Australia

'Something needs to be done:' Farmers rally to revise Murray Darling Basin plan

Brett Wright and his wife Joe says with the drought the current plan is having a blow to the future of their farm. Source: Supplied/Melissa Portingale

Australian farmers have come in their thousands to country New South Wales to rally for a revision of the Murray Darling Basin Management Plan.

Australian farmers are demanding for a revision of the Murray Darling Basin Management Plan in a bid to save irrigation-dependent communities.

Thousands armed with picket signs and banners stood by the banks of the Murray Darling in the country New South Wales town of Tocumwal crying out that ‘enough is enough’.

Brett Wright, a cropping farmer who lives just 18km south of town, said the drought has been difficult for him and his family and access to water is important for the survival of his farm.

“It’s getting very dry here at the moment and irrigation water would be a godsend to help make a living for our family,” he said.

“We’re desperate for water or rain and when you’re standing on the bank and can see nearly 14 megalitres going past you straight into the sea it’s a crying shame.”

Thousands of farmers have come together in country NSW to rally the Murray Darling Basin Management Plan.
Thousands of farmers have come together in country NSW to rally the Murray Darling Basin Management Plan.
Supplied/Melissa Portingale

The Murray-Darling Basin drains one-seventh of the Australian continent and represents one-third of its agricultural production.

It is home to more than 2 million people and 16 Ramsar-listed wetlands and is more than 2,500km long, on one of the driest continents in the world.

The water management agreement, which was signed-off in 2012, was aimed to bring the Basin to a healthier and sustainable level.

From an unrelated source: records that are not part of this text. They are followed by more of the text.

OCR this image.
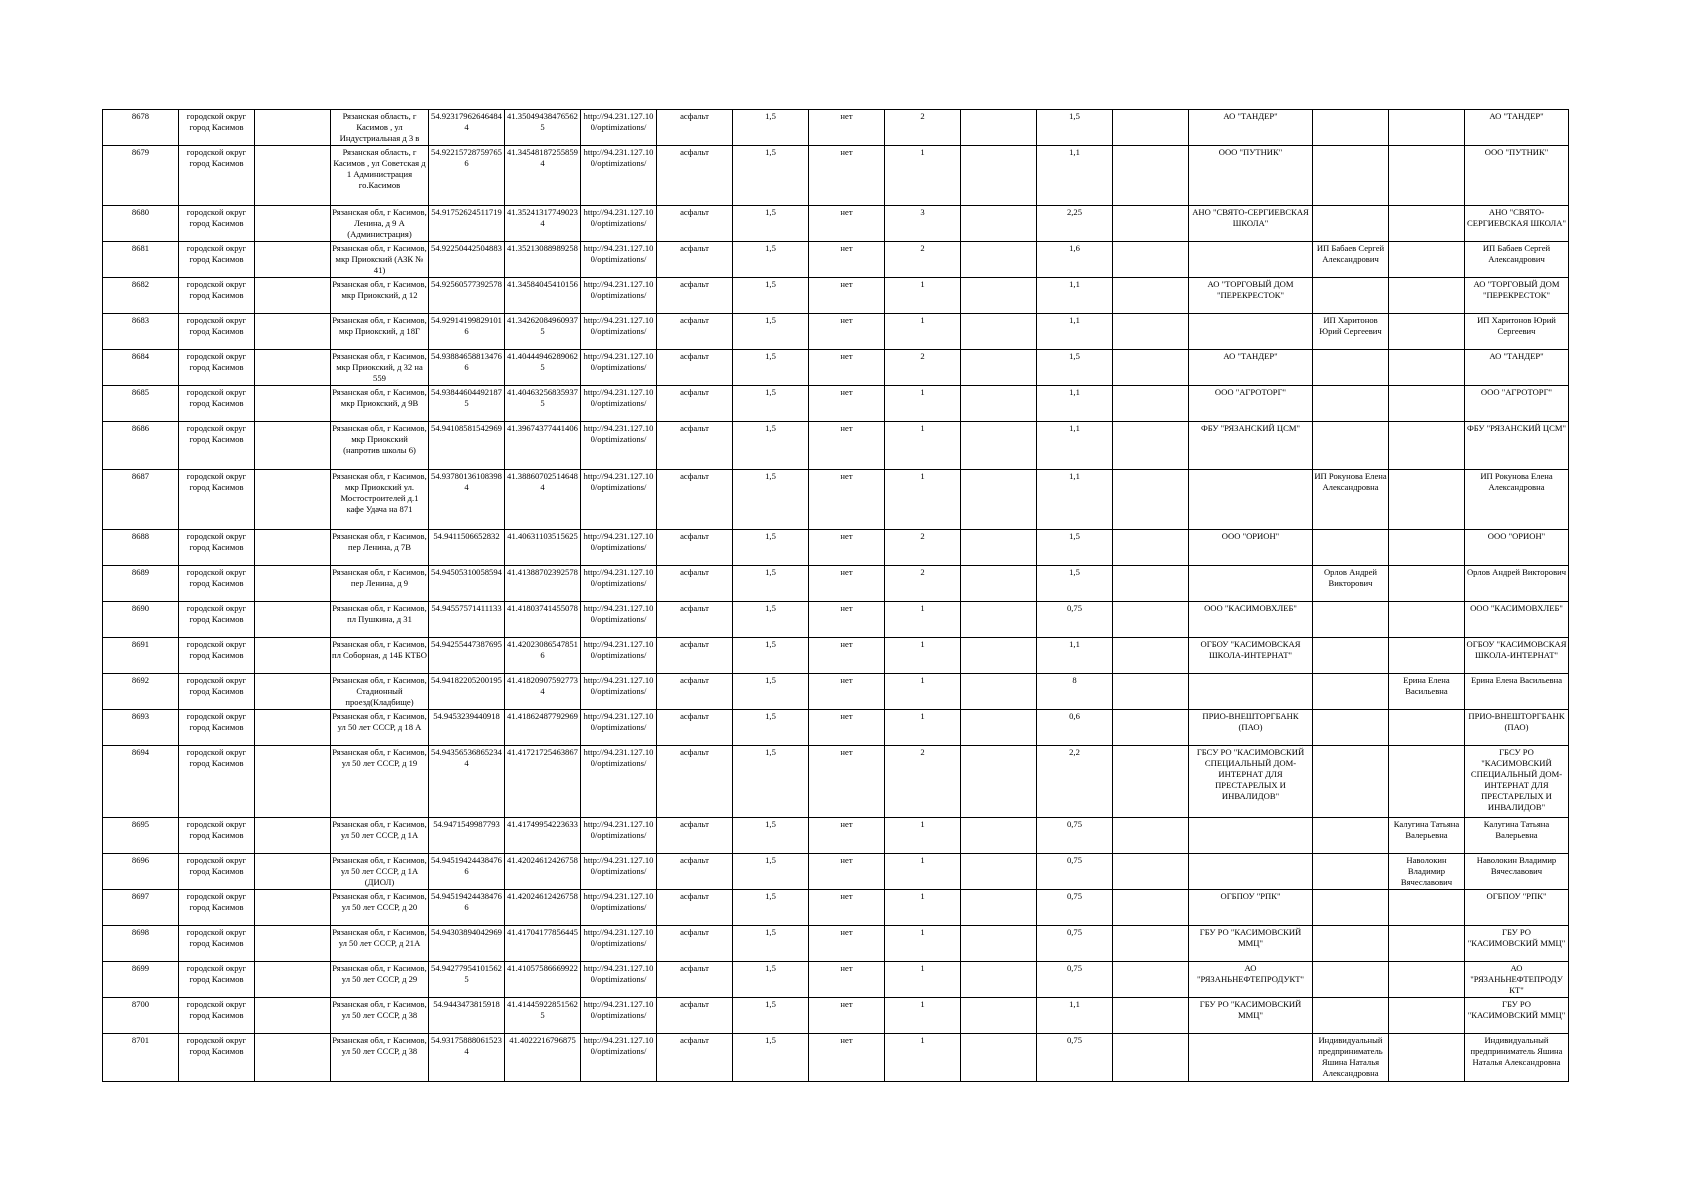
8678	городской округ город Касимов		Рязанская область, г Касимов , ул Индустриальная д 3 в	54.92317962646484 4	41.35049438476562 5	http://94.231.127.10 0/optimizations/	асфальт	1,5	нет	2		1,5		АО "ТАНДЕР"			АО "ТАНДЕР"
8679	городской округ город Касимов		Рязанская область, г Касимов , ул Советская д 1 Администрация го.Касимов	54.92215728759765 6	41.34548187255859 4	http://94.231.127.10 0/optimizations/	асфальт	1,5	нет	1		1,1		ООО "ПУТНИК"			ООО "ПУТНИК"
8680	городской округ город Касимов		Рязанская обл, г Касимов, Ленина, д 9 А (Администрация)	54.91752624511719	41.35241317749023 4	http://94.231.127.10 0/optimizations/	асфальт	1,5	нет	3		2,25		АНО "СВЯТО-СЕРГИЕВСКАЯ ШКОЛА"			АНО "СВЯТО-СЕРГИЕВСКАЯ ШКОЛА"
8681	городской округ город Касимов		Рязанская обл, г Касимов, мкр Приокский (АЗК № 41)	54.92250442504883	41.35213088989258	http://94.231.127.10 0/optimizations/	асфальт	1,5	нет	2		1,6			ИП Бабаев Сергей Александрович		ИП Бабаев Сергей Александрович
8682	городской округ город Касимов		Рязанская обл, г Касимов, мкр Приокский, д 12	54.92560577392578	41.34584045410156	http://94.231.127.10 0/optimizations/	асфальт	1,5	нет	1		1,1		АО "ТОРГОВЫЙ ДОМ "ПЕРЕКРЕСТОК"			АО "ТОРГОВЫЙ ДОМ "ПЕРЕКРЕСТОК"
8683	городской округ город Касимов		Рязанская обл, г Касимов, мкр Приокский, д 18Г	54.92914199829101 6	41.34262084960937 5	http://94.231.127.10 0/optimizations/	асфальт	1,5	нет	1		1,1			ИП Харитонов Юрий Сергеевич		ИП Харитонов Юрий Сергеевич
8684	городской округ город Касимов		Рязанская обл, г Касимов, мкр Приокский, д 32 на 559	54.93884658813476 6	41.40444946289062 5	http://94.231.127.10 0/optimizations/	асфальт	1,5	нет	2		1,5		АО "ТАНДЕР"			АО "ТАНДЕР"
8685	городской округ город Касимов		Рязанская обл, г Касимов, мкр Приокский, д 9В	54.93844604492187 5	41.40463256835937 5	http://94.231.127.10 0/optimizations/	асфальт	1,5	нет	1		1,1		ООО "АГРОТОРГ"			ООО "АГРОТОРГ"
8686	городской округ город Касимов		Рязанская обл, г Касимов, мкр Приокский (напротив школы 6)	54.94108581542969	41.39674377441406	http://94.231.127.10 0/optimizations/	асфальт	1,5	нет	1		1,1		ФБУ "РЯЗАНСКИЙ ЦСМ"			ФБУ "РЯЗАНСКИЙ ЦСМ"
8687	городской округ город Касимов		Рязанская обл, г Касимов, мкр Приокский ул. Мостостроителей д.1 кафе Удача на 871	54.93780136108398 4	41.38860702514648 4	http://94.231.127.10 0/optimizations/	асфальт	1,5	нет	1		1,1			ИП Рокунова Елена Александровна		ИП Рокунова Елена Александровна
8688	городской округ город Касимов		Рязанская обл, г Касимов, пер Ленина, д 7В	54.9411506652832	41.40631103515625	http://94.231.127.10 0/optimizations/	асфальт	1,5	нет	2		1,5		ООО "ОРИОН"			ООО "ОРИОН"
8689	городской округ город Касимов		Рязанская обл, г Касимов, пер Ленина, д 9	54.94505310058594	41.41388702392578	http://94.231.127.10 0/optimizations/	асфальт	1,5	нет	2		1,5			Орлов Андрей Викторович		Орлов Андрей Викторович
8690	городской округ город Касимов		Рязанская обл, г Касимов, пл Пушкина, д 31	54.94557571411133	41.41803741455078	http://94.231.127.10 0/optimizations/	асфальт	1,5	нет	1		0,75		ООО "КАСИМОВХЛЕБ"			ООО "КАСИМОВХЛЕБ"
8691	городской округ город Касимов		Рязанская обл, г Касимов, пл Соборная, д 14Б КТБО	54.94255447387695	41.42023086547851 6	http://94.231.127.10 0/optimizations/	асфальт	1,5	нет	1		1,1		ОГБОУ "КАСИМОВСКАЯ ШКОЛА-ИНТЕРНАТ"			ОГБОУ "КАСИМОВСКАЯ ШКОЛА-ИНТЕРНАТ"
8692	городской округ город Касимов		Рязанская обл, г Касимов, Стадионный проезд(Кладбище)	54.94182205200195	41.41820907592773 4	http://94.231.127.10 0/optimizations/	асфальт	1,5	нет	1		8				Ерина Елена Васильевна	Ерина Елена Васильевна
8693	городской округ город Касимов		Рязанская обл, г Касимов, ул 50 лет СССР, д 18 А	54.9453239440918	41.41862487792969	http://94.231.127.10 0/optimizations/	асфальт	1,5	нет	1		0,6		ПРИО-ВНЕШТОРГБАНК (ПАО)			ПРИО-ВНЕШТОРГБАНК (ПАО)
8694	городской округ город Касимов		Рязанская обл, г Касимов, ул 50 лет СССР, д 19	54.94356536865234 4	41.41721725463867	http://94.231.127.10 0/optimizations/	асфальт	1,5	нет	2		2,2		ГБСУ РО "КАСИМОВСКИЙ СПЕЦИАЛЬНЫЙ ДОМ-ИНТЕРНАТ ДЛЯ ПРЕСТАРЕЛЫХ И ИНВАЛИДОВ"			ГБСУ РО "КАСИМОВСКИЙ СПЕЦИАЛЬНЫЙ ДОМ-ИНТЕРНАТ ДЛЯ ПРЕСТАРЕЛЫХ И ИНВАЛИДОВ"
8695	городской округ город Касимов		Рязанская обл, г Касимов, ул 50 лет СССР, д 1А	54.9471549987793	41.41749954223633	http://94.231.127.10 0/optimizations/	асфальт	1,5	нет	1		0,75				Калугина Татьяна Валерьевна	Калугина Татьяна Валерьевна
8696	городской округ город Касимов		Рязанская обл, г Касимов, ул 50 лет СССР, д 1А (ДИОЛ)	54.94519424438476 6	41.42024612426758	http://94.231.127.10 0/optimizations/	асфальт	1,5	нет	1		0,75				Наволокин Владимир Вячеславович	Наволокин Владимир Вячеславович
8697	городской округ город Касимов		Рязанская обл, г Касимов, ул 50 лет СССР, д 20	54.94519424438476 6	41.42024612426758	http://94.231.127.10 0/optimizations/	асфальт	1,5	нет	1		0,75		ОГБПОУ "РПК"			ОГБПОУ "РПК"
8698	городской округ город Касимов		Рязанская обл, г Касимов, ул 50 лет СССР, д 21А	54.94303894042969	41.41704177856445	http://94.231.127.10 0/optimizations/	асфальт	1,5	нет	1		0,75		ГБУ РО "КАСИМОВСКИЙ ММЦ"			ГБУ РО "КАСИМОВСКИЙ ММЦ"
8699	городской округ город Касимов		Рязанская обл, г Касимов, ул 50 лет СССР, д 29	54.94277954101562 5	41.41057586669922	http://94.231.127.10 0/optimizations/	асфальт	1,5	нет	1		0,75		АО "РЯЗАНЬНЕФТЕПРОДУКТ"			АО "РЯЗАНЬНЕФТЕПРОДУ КТ"
8700	городской округ город Касимов		Рязанская обл, г Касимов, ул 50 лет СССР, д 38	54.9443473815918	41.41445922851562 5	http://94.231.127.10 0/optimizations/	асфальт	1,5	нет	1		1,1		ГБУ РО "КАСИМОВСКИЙ ММЦ"			ГБУ РО "КАСИМОВСКИЙ ММЦ"
8701	городской округ город Касимов		Рязанская обл, г Касимов, ул 50 лет СССР, д 38	54.93175888061523 4	41.4022216796875	http://94.231.127.10 0/optimizations/	асфальт	1,5	нет	1		0,75			Индивидуальный предприниматель Яшина Наталья Александровна		Индивидуальный предприниматель Яшина Наталья Александровна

But since then communities in the southern Basin have struggled to battle drought, and water buybacks.

The Murray-Darling Basin drains one-seventh of the Australian continent, and represents one-third of its agricultural production.
The Murray-Darling Basin drains one-seventh of the Australian continent, and represents one-third of its agricultural production.
Wikipedia

Mr Wright said the financial burden of paying for water is going to have an impact on the future of his farm.

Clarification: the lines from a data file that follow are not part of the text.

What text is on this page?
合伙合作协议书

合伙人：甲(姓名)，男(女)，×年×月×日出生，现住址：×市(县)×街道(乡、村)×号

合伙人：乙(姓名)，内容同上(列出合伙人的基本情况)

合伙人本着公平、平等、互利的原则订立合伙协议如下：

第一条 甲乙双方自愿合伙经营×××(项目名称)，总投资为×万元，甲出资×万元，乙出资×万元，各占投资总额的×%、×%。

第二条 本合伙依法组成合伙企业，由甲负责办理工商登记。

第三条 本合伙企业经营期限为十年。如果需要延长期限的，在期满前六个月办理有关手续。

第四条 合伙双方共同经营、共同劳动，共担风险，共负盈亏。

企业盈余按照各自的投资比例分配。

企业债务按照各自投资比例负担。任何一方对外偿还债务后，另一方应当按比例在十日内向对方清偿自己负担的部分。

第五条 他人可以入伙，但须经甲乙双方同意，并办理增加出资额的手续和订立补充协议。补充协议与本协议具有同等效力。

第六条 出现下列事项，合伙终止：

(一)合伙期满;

“I reckon in a fortnight, if we haven’t had rain or found water from somewhere, we’ll be cutting 90 per cent of our crops for hay,” he said.

“Also there’s going to be so much hay around, so we probably won’t get a good price for that either.”

He said it’s not just farmers struggling.

“It also comes back to the local community because farmers and kids will drift into the inner city to find work or whatever.”

Victorian farmer Melissa Portingale, who tried to trade a rare collectable Woolworths Ooshie for irrigation water, said the plan is ‘absolute chaos’ and she’d like to see open communication between communities and the government.

“We really want the government to listen to what we’ve got to say, nobody seems to be paying a lot of attention to the pleas of the farmers,” she explained.

“We’re getting environmental flow being flushed down the river which is more damaging to the river than now and it’s also taking water away from people who need it the most.

Victorian farmer Melissa Portingale, who tried to trade a rare collectible Woolworths Ooshie for irrigation water, said the plan is ‘absolute chaos’.
Victorian farmer Melissa Portingale, who tried to trade a rare collectible Woolworths Ooshie for irrigation water, said the plan is ‘absolute chaos’.
Supplied/Melissa Portingale

“You’ve got some people with no water and then you’ve got people here that have to pay exorbitant amounts of money for the water, there’s no one regulating what’s going on.”

With drought conditions worsening along the east coast, Mrs Portingale said it’s also taking a mental toll on farmers who feel like they’re unable to cope in the current climate.

“Farmers are taking their lives at an incredible rate at the moment cause there’s no other option,” she said.

“The government isn’t listening to the fact that these people are suffering, their farms are dying,  their animals are dying… something needs to be done.”

The Department of Agriculture and Murray Darling Basin Authority have been contacted for comment.